Decoding the marketing speak, I'd say Google makes more money off its other programs, so Google is axing Affiliate Network in favor of those. Publishers are expected to move to AdSense CPC/CPI, and given how little competition there is, few customers will leave.
“we’ve made the difficult decision to retire Google Affiliate Network and focus on other products that are driving great results for clients.”
Postini as we've know it is shutting down. Google is forcing their Customers to move to Google Apps. I have several Customers who have been using Postini for multiple years each and I'm expecting a rough patch when we start being forced to "transition". As of the last "webinar" I attended w/ Google people there still isn't feature parity for the end user-facing portion of the service for those of us who still have on-premise email servers.
Yes, I read that page before they shut down my account. They sent it to me repeatedly, saying I needed to move everything to Google Apps. Completely ignores the fact that some features in Postini are not available in Apps; that Apps is several times more expensive; and that Apps includes a range of apps that are completely unneeded (if I wanted Apps, I would have signed up for it instead of Postini to begin with).
Edit: I should rephrase: they did not "shut down" my account. They just informed me I would no longer be eligible to renew my account when my subscription expired.
I've been using Google Voice for SMS for years now, and the threading issue is still a constant bother. For those who've never used it, Voice splits messages into different threads, but is completely opaque about how it does this, resulting in conversations with a person split up seemingly randomly.
I got a long text a few days ago from someone that had to be split into three.

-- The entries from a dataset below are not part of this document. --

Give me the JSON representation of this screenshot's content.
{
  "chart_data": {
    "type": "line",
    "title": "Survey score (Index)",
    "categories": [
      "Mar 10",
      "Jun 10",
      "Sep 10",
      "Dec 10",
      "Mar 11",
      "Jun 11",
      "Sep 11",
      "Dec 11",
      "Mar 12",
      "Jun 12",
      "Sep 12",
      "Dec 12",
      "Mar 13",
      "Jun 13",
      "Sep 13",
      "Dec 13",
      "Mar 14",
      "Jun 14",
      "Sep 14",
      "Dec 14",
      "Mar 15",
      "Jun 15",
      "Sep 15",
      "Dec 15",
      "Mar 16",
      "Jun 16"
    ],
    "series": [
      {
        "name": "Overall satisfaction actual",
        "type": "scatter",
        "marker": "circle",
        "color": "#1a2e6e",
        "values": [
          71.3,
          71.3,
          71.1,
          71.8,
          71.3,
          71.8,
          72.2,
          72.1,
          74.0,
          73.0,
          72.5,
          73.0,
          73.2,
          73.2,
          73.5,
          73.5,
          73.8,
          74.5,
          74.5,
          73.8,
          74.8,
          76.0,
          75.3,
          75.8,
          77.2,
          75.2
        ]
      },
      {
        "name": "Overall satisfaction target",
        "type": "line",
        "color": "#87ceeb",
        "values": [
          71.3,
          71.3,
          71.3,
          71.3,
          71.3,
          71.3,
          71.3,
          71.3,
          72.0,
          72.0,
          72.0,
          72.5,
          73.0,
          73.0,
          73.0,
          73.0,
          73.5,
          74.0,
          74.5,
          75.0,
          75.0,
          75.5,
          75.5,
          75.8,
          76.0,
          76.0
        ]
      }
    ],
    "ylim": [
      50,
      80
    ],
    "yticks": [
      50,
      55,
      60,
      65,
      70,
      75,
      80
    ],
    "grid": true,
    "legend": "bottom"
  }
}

The first and third part was attached to the previous conversation, and the second part started a new one. No idea why it does this, but the fact that I've been searching online for an answer since 2010 and still don't have one is worrisome.
I agree for the most part, but lately I have started noticing more glitches with it. In particular, new "generated" numbers are being created for existing contacts in response to SMS, and calls are being dropped from the server when attempting to answer on my cell (seems to work fine if I just disable call screening entirely, which is what I may end up doing).

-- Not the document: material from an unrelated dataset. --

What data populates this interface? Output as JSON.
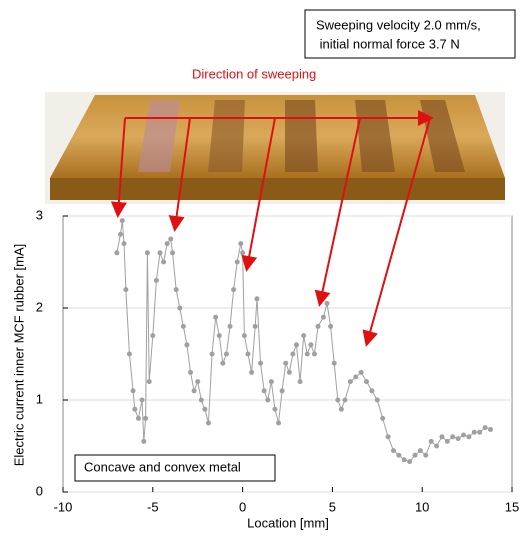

Why Wired would publish an article with this title is pretty obvious, but for those of you who don't read through, there's absolutely nothing to see here. Resources continue to be invested in the project.
Everything Google has said on the matter indicates that they know that they would piss off too many people if the functionality was reduced or went away - and that the grievance would be real, from their perspective. It's far more likely at this point, based on everything we've seen (and that this article links to) that it will be integrated more heavily with + and hangouts and talk. Your phone number isn't going away.